- Laura Steffens Suggett, an undated portrait, from a 2009 publication
- Born: Laura Steffens June 18, 1874 Sacramento, California
- Died: February 6, 1946 (aged 71) California
- Occupation: Librarian
- Relatives: Lincoln Steffens (brother)

= Laura Steffens Suggett =

American librarian (1874–1946)

Laura Steffens Suggett (June 18, 1874 – February 6, 1946) was an American librarian. She was inducted into the California Library Hall of Fame in 2020.

== Early life and education ==
Laura Steffens was born in Sacramento, California, the daughter of Joseph Steffens and Elizabeth Louisa Symes Steffens. Her father was a prominent banker, born in Canada; her mother was born in England. Her brother was writer Lincoln Steffens. The Steffens home in Sacramento, where she lived as a teenager, became the California governor's mansion in 1903. She graduated from Stanford University in 1896. with further studies in Leipzig.

== Career ==
The California State Library appointed Steffens as chief of the state library's extension service in 1903, and she was tasked with creating a traveling library for rural Californians. She founded and edited the journal News Notes of California Libraries. She moved to San Francisco in 1917 to run the Sutro Library there. She chaired the Conditions of Librarians Committee of the California Library Association. She proposed a "morgue for dead manuscripts", offering to house two copies of authors' works: the manuscript they produced, and the published edition, as an "invaluable historical record". She left the Sutro in 1923.
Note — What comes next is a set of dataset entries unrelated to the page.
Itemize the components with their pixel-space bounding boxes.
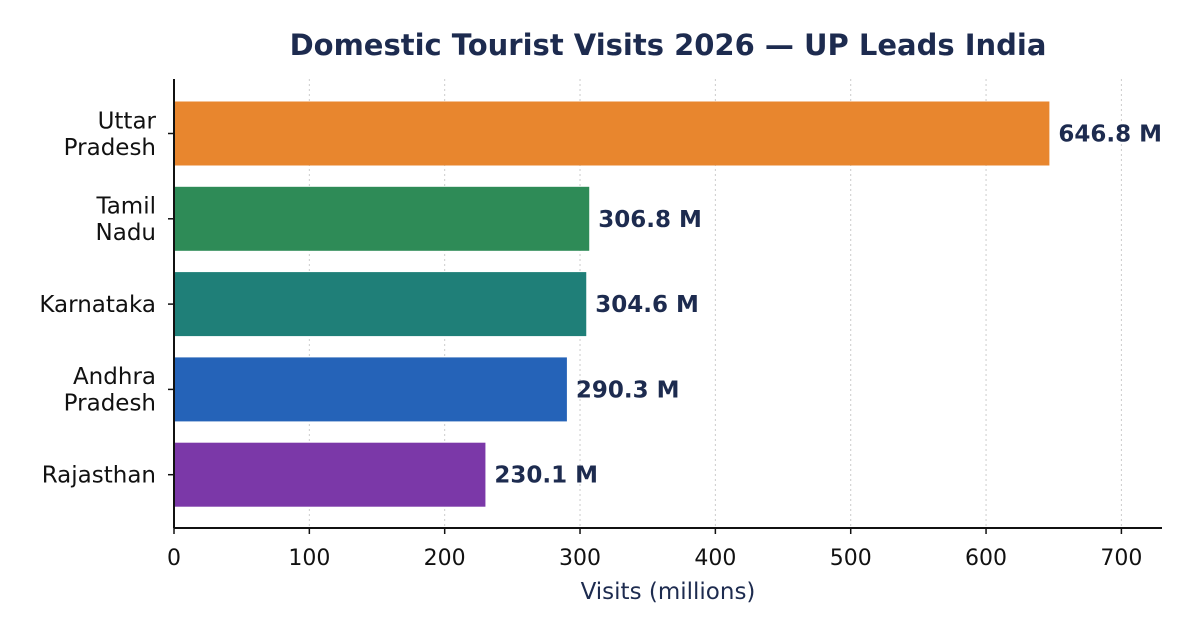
x-tick-label: 0 (167, 546, 181, 571)
x-tick-label: 200 (424, 546, 466, 571)
category-label: Uttar (98, 108, 157, 134)
bars (174, 101, 1050, 507)
bar (174, 186, 590, 251)
x-tick-label: 500 (830, 546, 872, 571)
x-tick-label: 700 (1100, 546, 1142, 571)
x-tick-label: 300 (559, 546, 601, 571)
bar-value-label: 230.1 M (494, 463, 598, 489)
bar-value-label: 646.8 M (1058, 122, 1162, 148)
bar (174, 101, 1050, 166)
bar-value-label: 304.6 M (595, 292, 699, 318)
category-label: Tamil (95, 194, 156, 220)
category-label: Andhra (73, 364, 156, 390)
axes (168, 79, 1162, 534)
bar (174, 357, 567, 422)
x-axis-label: Visits (millions) (581, 579, 756, 605)
bar (174, 272, 587, 337)
chart-title: Domestic Tourist Visits 2026 — UP Leads … (290, 28, 1047, 62)
bar-value-label: 306.8 M (598, 207, 702, 233)
x-tick-label: 100 (288, 546, 330, 571)
x-tick-label: 600 (965, 546, 1007, 571)
category-label: Pradesh (64, 135, 156, 161)
bar (174, 442, 486, 507)
category-label: Nadu (96, 220, 156, 246)
x-tick-label: 400 (694, 546, 736, 571)
category-label: Karnataka (39, 292, 156, 318)
category-label: Rajasthan (42, 463, 156, 489)
bar-value-label: 290.3 M (576, 377, 680, 403)
category-label: Pradesh (64, 391, 156, 417)
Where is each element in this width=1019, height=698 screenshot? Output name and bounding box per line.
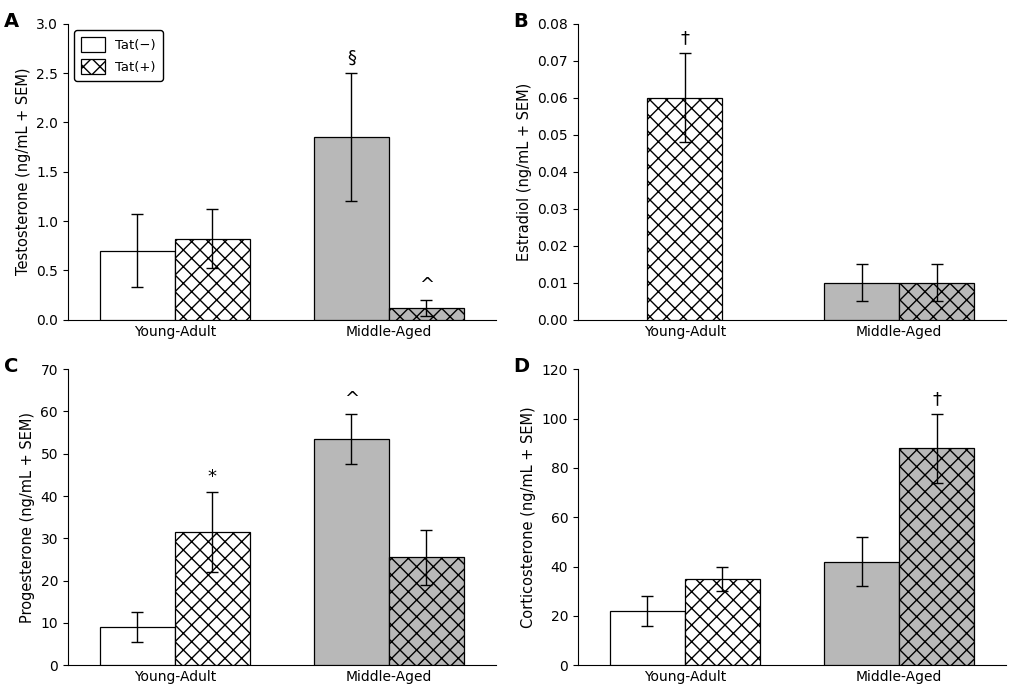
Bar: [314, 439, 388, 665]
Text: ^: ^: [343, 389, 359, 408]
Legend: Tat(−), Tat(+): Tat(−), Tat(+): [74, 30, 162, 80]
Text: *: *: [208, 468, 217, 486]
Bar: [314, 137, 388, 320]
Bar: [898, 448, 973, 665]
Bar: [685, 579, 759, 665]
Bar: [100, 251, 174, 320]
Bar: [174, 532, 250, 665]
Bar: [388, 558, 464, 665]
Bar: [388, 308, 464, 320]
Bar: [823, 562, 898, 665]
Text: D: D: [514, 357, 529, 376]
Text: §: §: [346, 49, 356, 67]
Y-axis label: Corticosterone (ng/mL + SEM): Corticosterone (ng/mL + SEM): [521, 406, 536, 628]
Bar: [823, 283, 898, 320]
Text: B: B: [514, 12, 528, 31]
Text: ^: ^: [419, 276, 433, 294]
Y-axis label: Estradiol (ng/mL + SEM): Estradiol (ng/mL + SEM): [517, 82, 531, 261]
Bar: [174, 239, 250, 320]
Bar: [898, 283, 973, 320]
Text: A: A: [3, 12, 18, 31]
Bar: [100, 628, 174, 665]
Y-axis label: Progesterone (ng/mL + SEM): Progesterone (ng/mL + SEM): [19, 412, 35, 623]
Y-axis label: Testosterone (ng/mL + SEM): Testosterone (ng/mL + SEM): [15, 68, 31, 276]
Bar: [609, 611, 685, 665]
Text: C: C: [3, 357, 18, 376]
Text: †: †: [931, 389, 941, 408]
Bar: [647, 98, 721, 320]
Text: †: †: [680, 29, 689, 47]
Suggett published The Beginning and the End of the Best Library Service in the World (1924), a "melodramatic account" of her work with the State Library Extension Service, and The California Library Service (1925). Upton Sinclair promoted her 1924 book in his newspaper column, saying "Mrs. Suggett's book gives the details of this plan, and you see what a beautiful and loving and generous and civilized thing it was."

== Personal life ==
In 1909, Steffens made news when she injured her eye in a "novel" pencil-sharpening accident at the library. In 1918, Laura Steffens married dentist and college professor Allen Holman Suggett, her sister's widower. She "suffered a mental breakdown" in the early 1930s, and saw Carl Jung in Zürich for treatment. She died in 1946, aged 71. In 2020, she was inducted into the California Library Hall of Fame.